Accueil > Le tutoiement révolutionnaire

Le 8 novembre 1793, un décret impose le tutoiement dans les administrations. Quelques jours plus tard, le conventionnel Basire demande qu’on ordonne aux citoyens de se tutoyer. En vain. Thuriot lui répond : « On sait bien que le vous est absurde, que c’est une faute contre la langue de parler à une personne comme on parlerait à deux, à plusieurs, mais aussi, n’est-il pas contraire à la liberté de prescrire aux citoyens la manière dont ils doivent s’exprimer ? Ce n’est pas un crime de parler mal le français. »

Dans la correspondance entre Antoine et Magdeleine Morand, on découvre que le tutoiement s’impose pendant l’été 1794, alors qu’il est en exil à Briançon depuis des mois : « que ta lettre chère amie du 23 me fait plaisir, elle est charmante, je la trouve des plus précieuses, juge de mon bonheur tu m’y permets de te tutoyer, ha garde toi de te raviser, voilà qui est fait et pour toujours. » On trouve également, dans le fonds Morand, la copie de la main d’Antoine du quatrain intitulé De Jean-Jacques prenons le ton.

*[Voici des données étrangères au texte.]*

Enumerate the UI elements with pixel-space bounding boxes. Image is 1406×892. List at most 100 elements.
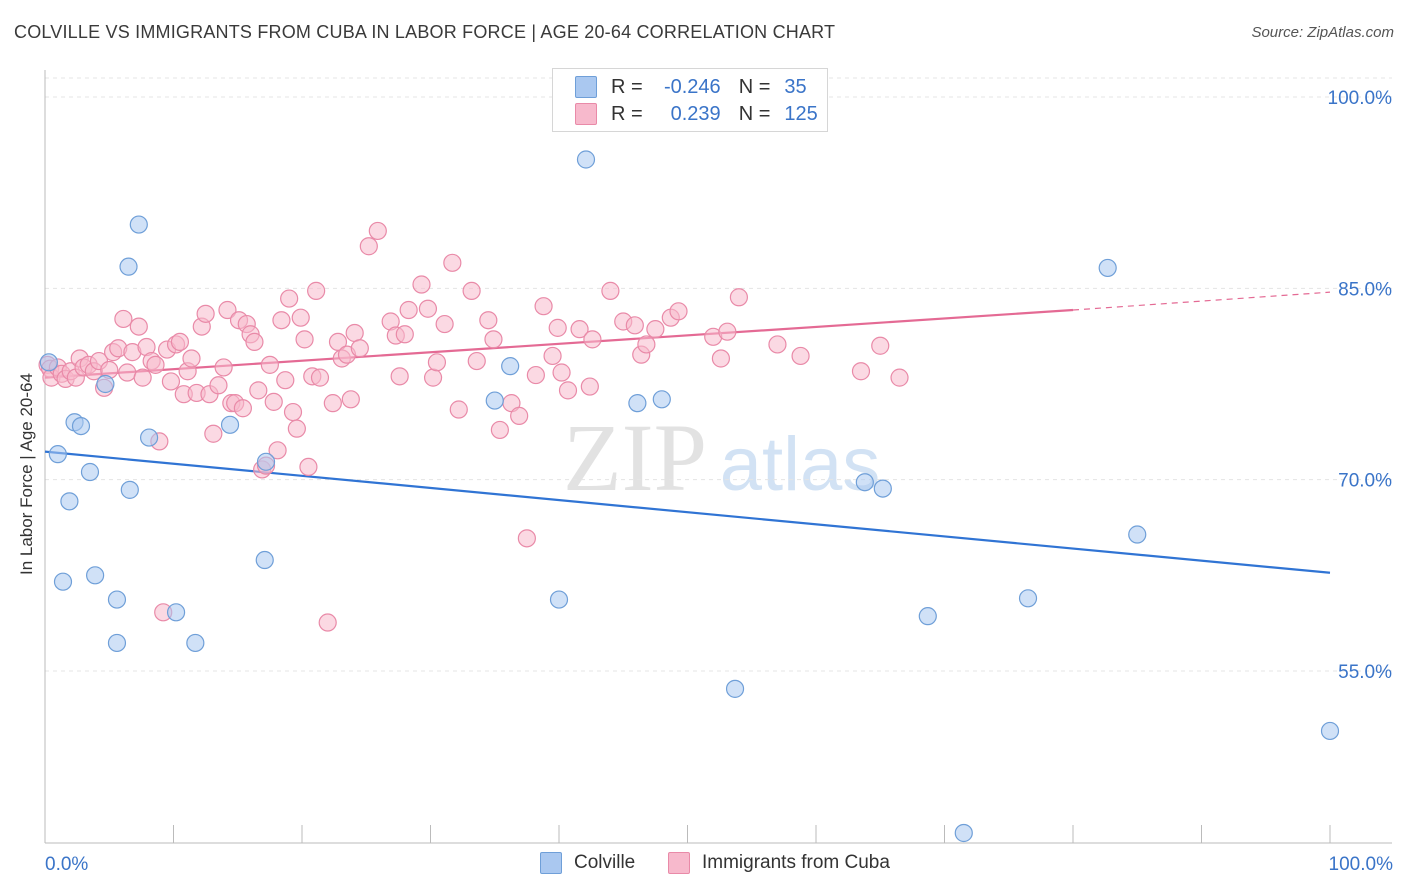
legend-label-colville: Colville (574, 852, 636, 873)
data-point (71, 416, 91, 436)
data-point (182, 349, 201, 368)
data-point (283, 402, 303, 422)
data-point (418, 299, 438, 318)
data-point (161, 372, 181, 391)
data-point (220, 415, 240, 434)
data-point (166, 603, 186, 622)
data-point (245, 332, 264, 352)
data-point (139, 428, 159, 447)
y-tick-label: 100.0% (1328, 88, 1393, 109)
data-point (501, 357, 520, 376)
data-point (918, 607, 937, 626)
data-point (628, 394, 647, 413)
data-point (86, 566, 105, 585)
data-point (204, 424, 223, 443)
data-point (479, 311, 498, 330)
data-points (38, 150, 1340, 843)
data-point (570, 320, 589, 339)
data-point (214, 358, 233, 377)
data-point (359, 237, 378, 256)
legend-swatch-cuba (575, 103, 597, 125)
data-point (107, 633, 127, 653)
data-point (855, 473, 874, 492)
data-point (576, 150, 596, 169)
legend-r-value: 0.239 (670, 102, 721, 125)
data-point (423, 368, 443, 387)
data-point (390, 367, 409, 386)
y-axis-label: In Labor Force | Age 20-64 (17, 373, 36, 575)
data-point (96, 374, 115, 394)
legend-label-cuba: Immigrants from Cuba (702, 852, 890, 873)
data-point (1018, 589, 1038, 608)
data-point (272, 311, 291, 330)
data-point (196, 304, 215, 323)
data-point (146, 355, 165, 374)
data-point (526, 365, 545, 385)
data-point (307, 281, 326, 300)
data-point (318, 613, 337, 632)
data-point (186, 633, 205, 653)
tick-labels: 55.0% 70.0% 85.0% 100.0% 0.0% 100.0% (45, 88, 1393, 875)
x-tick-label: 0.0% (45, 854, 88, 875)
data-point (412, 275, 431, 294)
gridlines (45, 77, 1392, 672)
data-point (264, 392, 283, 411)
data-point (395, 325, 414, 344)
data-point (287, 419, 306, 438)
data-point (218, 300, 237, 320)
data-point (323, 394, 342, 413)
data-point (435, 314, 454, 334)
data-point (209, 376, 228, 395)
data-point (467, 351, 486, 371)
data-point (791, 346, 810, 366)
data-point (170, 332, 190, 352)
data-point (233, 399, 252, 418)
data-point (484, 330, 503, 349)
data-point (129, 215, 148, 234)
data-point (345, 323, 364, 343)
data-point (118, 363, 137, 382)
data-point (558, 381, 578, 400)
data-point (280, 289, 299, 308)
data-point (583, 330, 602, 349)
legend-n-label: N = (738, 102, 771, 125)
data-point (53, 572, 73, 591)
data-point (1098, 258, 1117, 278)
data-point (711, 349, 731, 368)
data-point (299, 457, 318, 477)
legend-item-colville[interactable]: Colville (540, 852, 635, 874)
data-point (60, 492, 79, 511)
data-point (80, 462, 100, 482)
data-point (119, 257, 138, 276)
data-point (443, 253, 462, 272)
legend-row-cuba: R = 0.239 N = 125 (575, 101, 818, 127)
data-point (871, 336, 890, 355)
data-point (310, 368, 330, 387)
data-point (48, 445, 67, 464)
data-point (718, 322, 737, 341)
data-point (114, 309, 133, 329)
data-point (669, 302, 688, 321)
watermark-zip: ZIP (563, 404, 707, 511)
data-point (427, 353, 447, 372)
data-point (485, 391, 504, 410)
data-point (295, 330, 314, 349)
legend-swatch-colville (575, 76, 597, 98)
data-point (107, 590, 127, 609)
data-point (268, 441, 287, 460)
axes (44, 70, 1392, 844)
data-point (625, 316, 644, 335)
data-point (580, 377, 599, 396)
data-point (646, 320, 665, 339)
x-tick-label: 100.0% (1329, 854, 1394, 875)
data-point (350, 339, 369, 358)
legend-item-cuba[interactable]: Immigrants from Cuba (668, 852, 890, 874)
watermark-atlas: atlas (720, 422, 881, 507)
data-point (954, 823, 973, 843)
data-point (490, 420, 509, 440)
data-point (260, 355, 279, 374)
data-point (851, 362, 871, 381)
legend-swatch-cuba (668, 852, 690, 874)
data-point (637, 335, 656, 354)
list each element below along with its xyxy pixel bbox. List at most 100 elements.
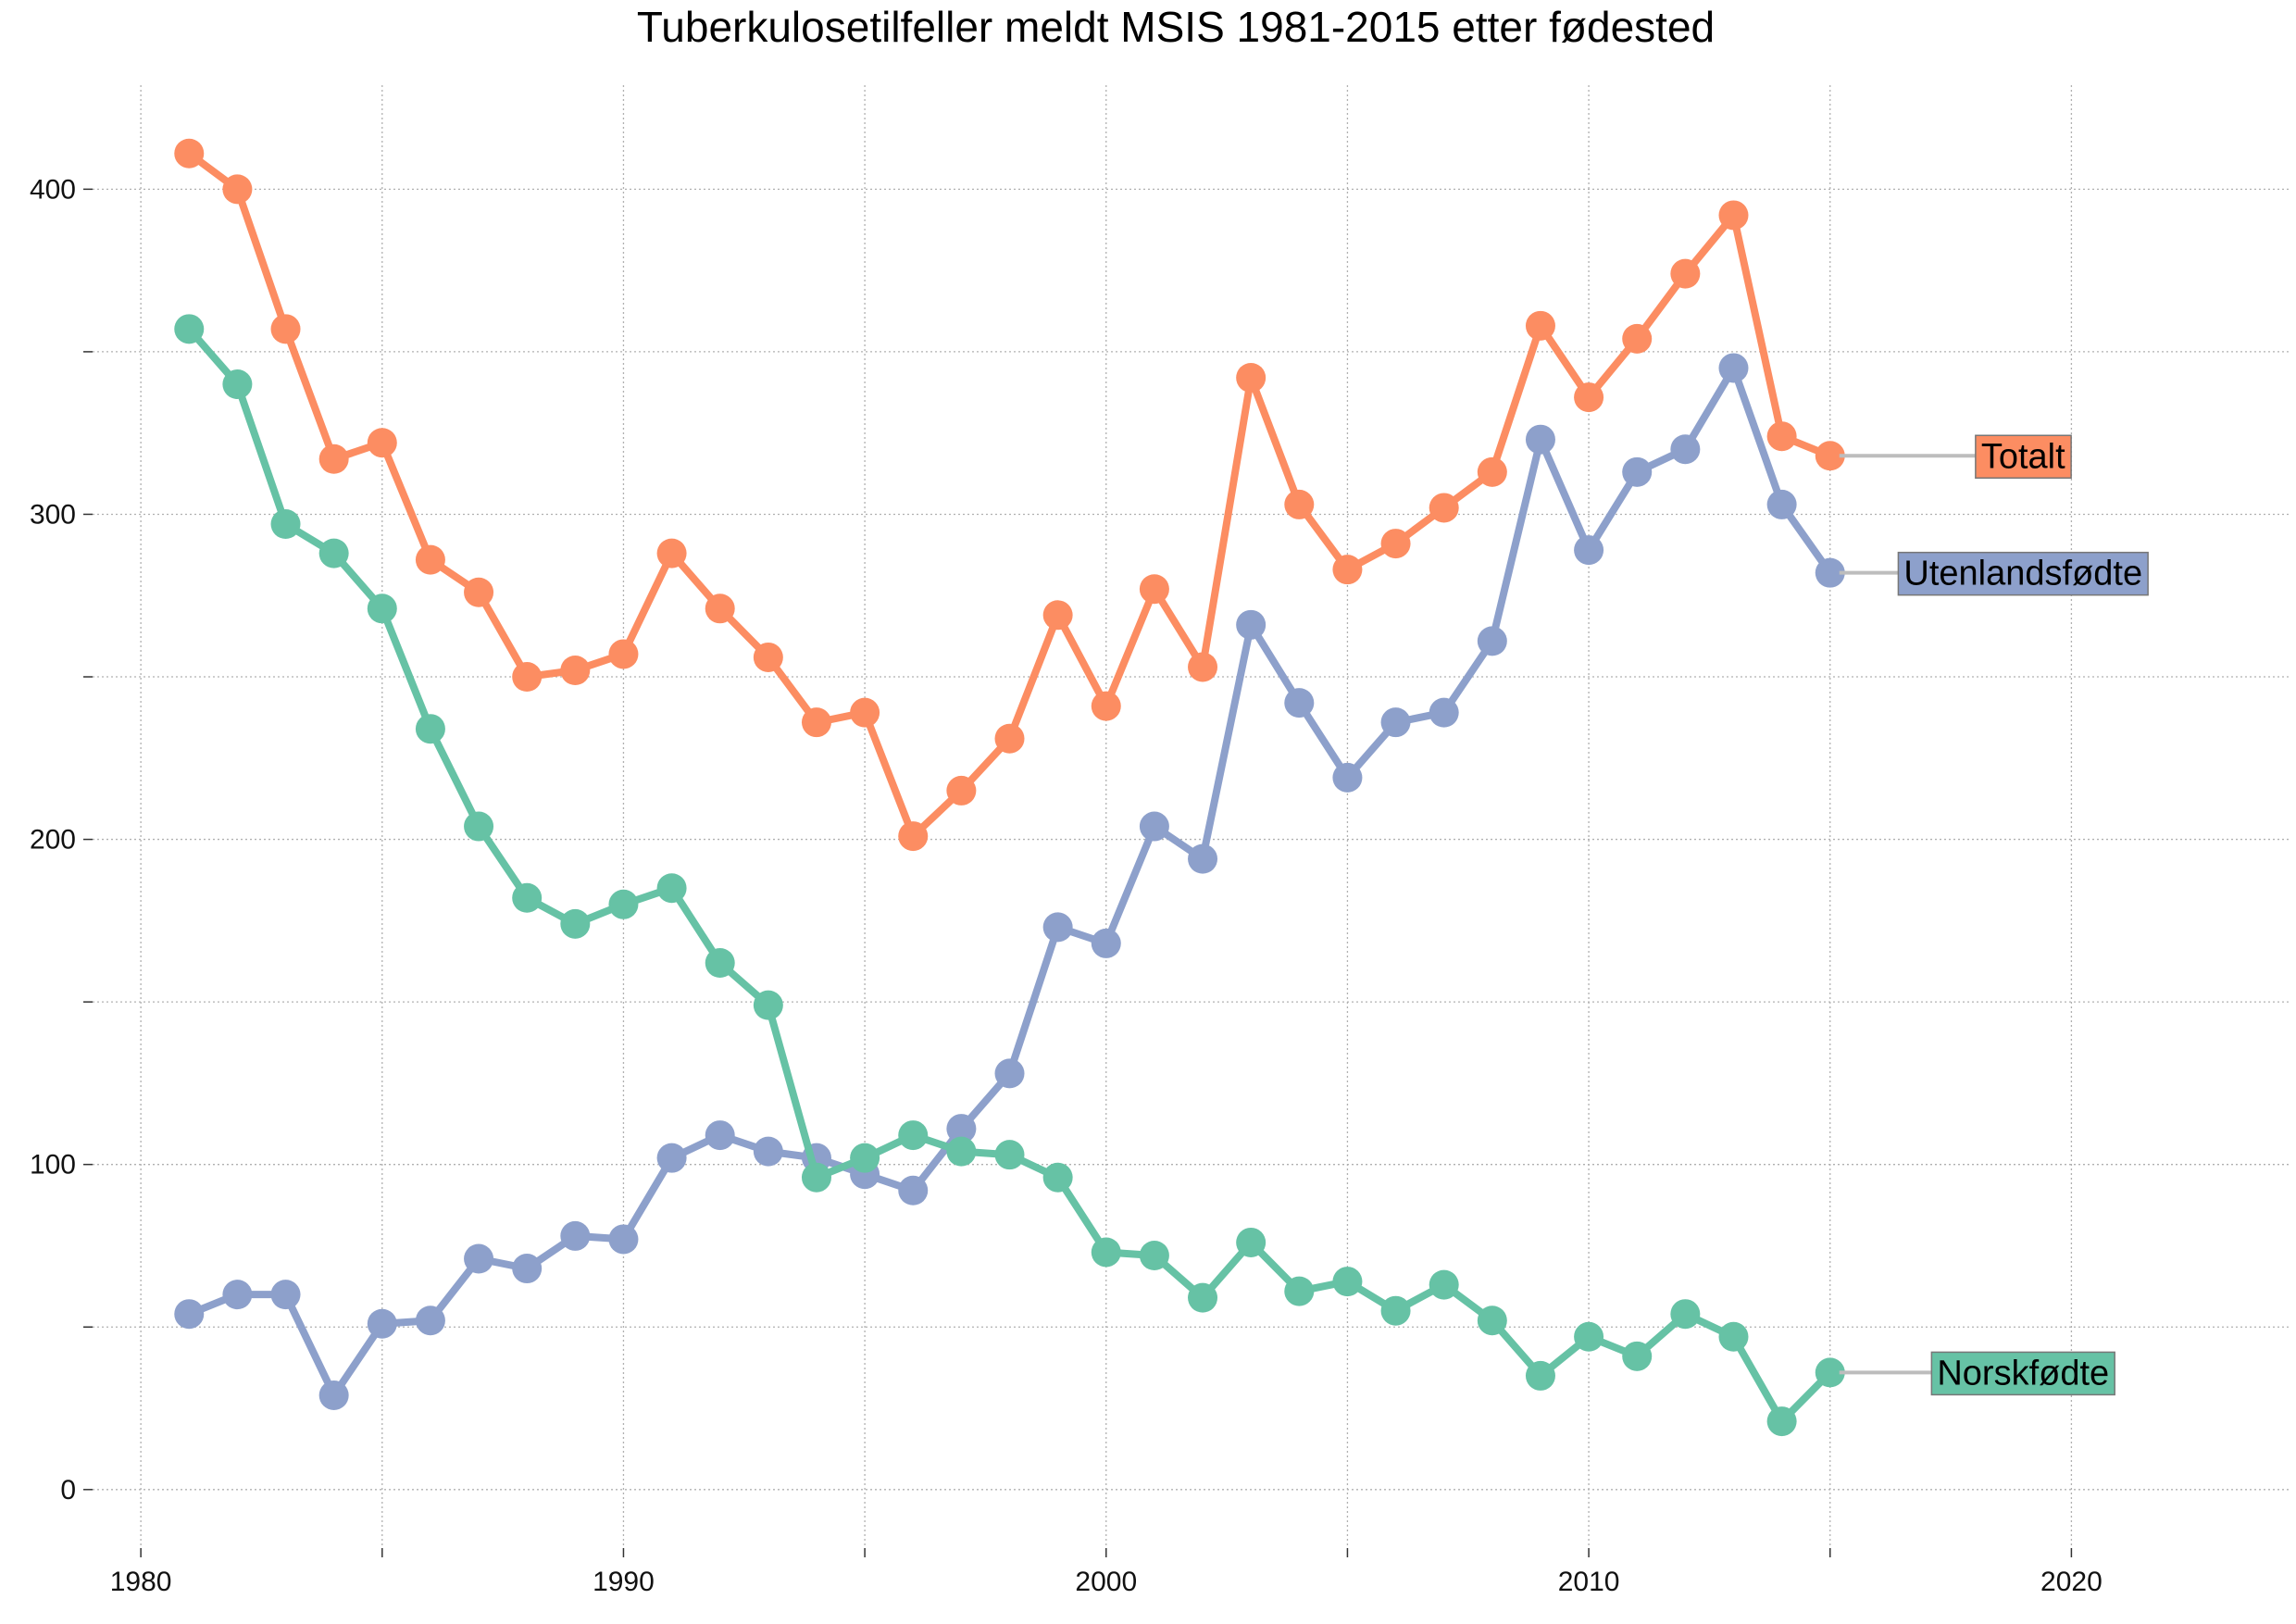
- data-point: [1188, 1282, 1218, 1313]
- data-point: [1380, 707, 1411, 738]
- data-point: [753, 642, 783, 672]
- data-point: [608, 889, 639, 919]
- data-point: [1139, 1241, 1169, 1270]
- data-point: [415, 714, 445, 744]
- data-point: [1718, 200, 1749, 231]
- data-point: [1284, 1276, 1315, 1306]
- data-point: [1139, 574, 1169, 605]
- data-point: [1236, 363, 1267, 393]
- data-point: [1042, 1162, 1073, 1193]
- data-point: [270, 509, 301, 539]
- data-point: [1622, 456, 1653, 487]
- data-point: [318, 443, 349, 474]
- series-label-box: [1897, 551, 2149, 596]
- data-point: [1766, 421, 1797, 452]
- data-point: [1815, 1357, 1845, 1388]
- data-point: [898, 1175, 929, 1206]
- data-point: [1670, 434, 1701, 465]
- x-tick-label: 2010: [1558, 1567, 1620, 1597]
- data-point: [753, 990, 783, 1020]
- data-point: [1477, 626, 1507, 656]
- data-point: [946, 775, 977, 806]
- data-point: [367, 593, 397, 624]
- data-point: [415, 544, 445, 575]
- data-point: [608, 1224, 639, 1255]
- data-point: [656, 873, 687, 904]
- data-point: [222, 1280, 253, 1310]
- series-label-box: [1975, 434, 2072, 480]
- data-point: [994, 1140, 1025, 1170]
- data-point: [318, 538, 349, 568]
- data-point: [898, 1120, 929, 1151]
- chart-title: Tuberkulosetilfeller meldt MSIS 1981-201…: [637, 3, 1715, 51]
- data-point: [705, 948, 735, 978]
- series-labels: Totalt Utenlandsfødte Norskfødte: [1839, 434, 2149, 1396]
- data-point: [1236, 609, 1267, 640]
- data-point: [753, 1136, 783, 1167]
- data-point: [1574, 382, 1604, 413]
- series-label: Totalt: [1975, 434, 2072, 480]
- data-point: [464, 811, 494, 842]
- data-point: [656, 538, 687, 568]
- data-point: [464, 1243, 494, 1274]
- series-line: [185, 364, 1834, 1399]
- data-point: [1188, 843, 1218, 874]
- data-point: [1622, 1341, 1653, 1371]
- y-tick-label: 100: [30, 1150, 76, 1181]
- data-point: [850, 1143, 880, 1173]
- x-tick-label: 1990: [593, 1567, 655, 1597]
- data-point: [1718, 1321, 1749, 1352]
- data-point: [512, 662, 543, 693]
- data-point: [1525, 310, 1555, 341]
- data-point: [1574, 535, 1604, 566]
- data-point: [1477, 456, 1507, 487]
- data-point: [1042, 912, 1073, 943]
- data-point: [801, 707, 831, 738]
- data-point: [512, 882, 543, 913]
- series-label-text: Utenlandsfødte: [1903, 555, 2142, 593]
- data-point: [1139, 811, 1169, 842]
- x-tick-label: 2000: [1075, 1567, 1137, 1597]
- data-point: [367, 1308, 397, 1339]
- y-tick-label: 200: [30, 825, 76, 856]
- data-point: [318, 1380, 349, 1410]
- data-point: [994, 723, 1025, 754]
- x-tick-label: 1980: [110, 1567, 172, 1597]
- data-point: [1477, 1305, 1507, 1336]
- data-point: [1042, 600, 1073, 631]
- series-label: Utenlandsfødte: [1897, 551, 2149, 596]
- data-point: [850, 697, 880, 728]
- data-point: [898, 821, 929, 852]
- data-point: [1670, 1299, 1701, 1330]
- data-point: [1718, 353, 1749, 383]
- data-point: [656, 1143, 687, 1173]
- data-point: [1525, 1360, 1555, 1391]
- y-tick-label: 300: [30, 499, 76, 530]
- data-point: [222, 174, 253, 205]
- series-Totalt: [174, 138, 1845, 852]
- data-point: [1091, 928, 1121, 958]
- data-point: [1236, 1227, 1267, 1257]
- data-point: [270, 314, 301, 344]
- y-axis: 0 100 200 300 400: [30, 174, 93, 1505]
- data-point: [946, 1136, 977, 1167]
- series-label: Norskfødte: [1930, 1351, 2115, 1396]
- data-point: [1091, 1237, 1121, 1268]
- data-point: [994, 1058, 1025, 1089]
- data-point: [560, 1220, 591, 1251]
- series-line: [185, 325, 1834, 1426]
- data-point: [174, 138, 205, 169]
- data-point: [270, 1280, 301, 1310]
- x-tick-label: 2020: [2040, 1567, 2103, 1597]
- y-tick-label: 0: [60, 1475, 76, 1505]
- series-Norskfødte: [174, 314, 1845, 1437]
- data-point: [1380, 529, 1411, 559]
- data-point: [946, 1114, 977, 1144]
- data-point: [608, 639, 639, 669]
- data-point: [1766, 1406, 1797, 1437]
- data-point: [464, 577, 494, 607]
- data-point: [1766, 489, 1797, 519]
- series-layer: [174, 138, 1845, 1437]
- series-label-text: Norskfødte: [1937, 1354, 2109, 1393]
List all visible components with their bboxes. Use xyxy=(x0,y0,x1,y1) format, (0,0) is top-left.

« De Jean Jacques prenons le ton
Et ne parlons que son langage
Que Vous ne soit plus de saison
D’un couple heureux soyons l’image
Vous effarouche les amours
Et Toi les ramène toujours.

Tu tiens à Vous, peut être à moi
Moi, j’aime Toi, c’est ma folie
Et tel est mon amour pour Toi
Que pour Toi seul j’aime la vie
Vous effarouche les amours
Et Toi les ramène toujours.

Ce vilain Vous peint la froideur
Ce joli Toi peint la tendresse
Vous souvent afflige le cœur
Toi bien placé, comblé d’ivresse
Vous effarouche les amours
Et Toi les ramène toujours

Plus donc de Vous, mais fêtons toi
Toi fixe à jamais mon hommage
Quelqu’un dira : mais c’est la loi
Je suis mon cœur et non l’usage,
Vous effarouche les amours
Et Toi les ramène toujours.

Ce quatrain a été maintes fois reproduit dans les ouvrages de grammaire qui s’en servaient pour exemplifier l’usage du Vous à la troisième personne du singulier, lorsqu’il est pris substantivement. L’un d’entre eux, publié à Lyon, pouvait être passé entre les mains d’Antoine, peut-être par l’intermédiaire de Magdeleine elle-même puisqu’il s’agissait d’une grammaire à l’usage des dames. Cf. La cantatrice grammairienne…Ouvrage destiné aux Dames…, par Abbé ***, de Grenoble, à Genève, et se trouve à Lyon, 1788, p. 200 : « Cette chanson charmante a été faite à Erménonville, par Mad. de Carl**, qui ayant appris que J. J. Rousseau tutoyait sa femme, exigea que son mari en usât de même à son égard. » Nous avons rétabli les italiques que, bien entendu, Antoine n’a pas reproduites sur son manuscrit. Ce quatrain se trouve dans le dossier 14 ii 028.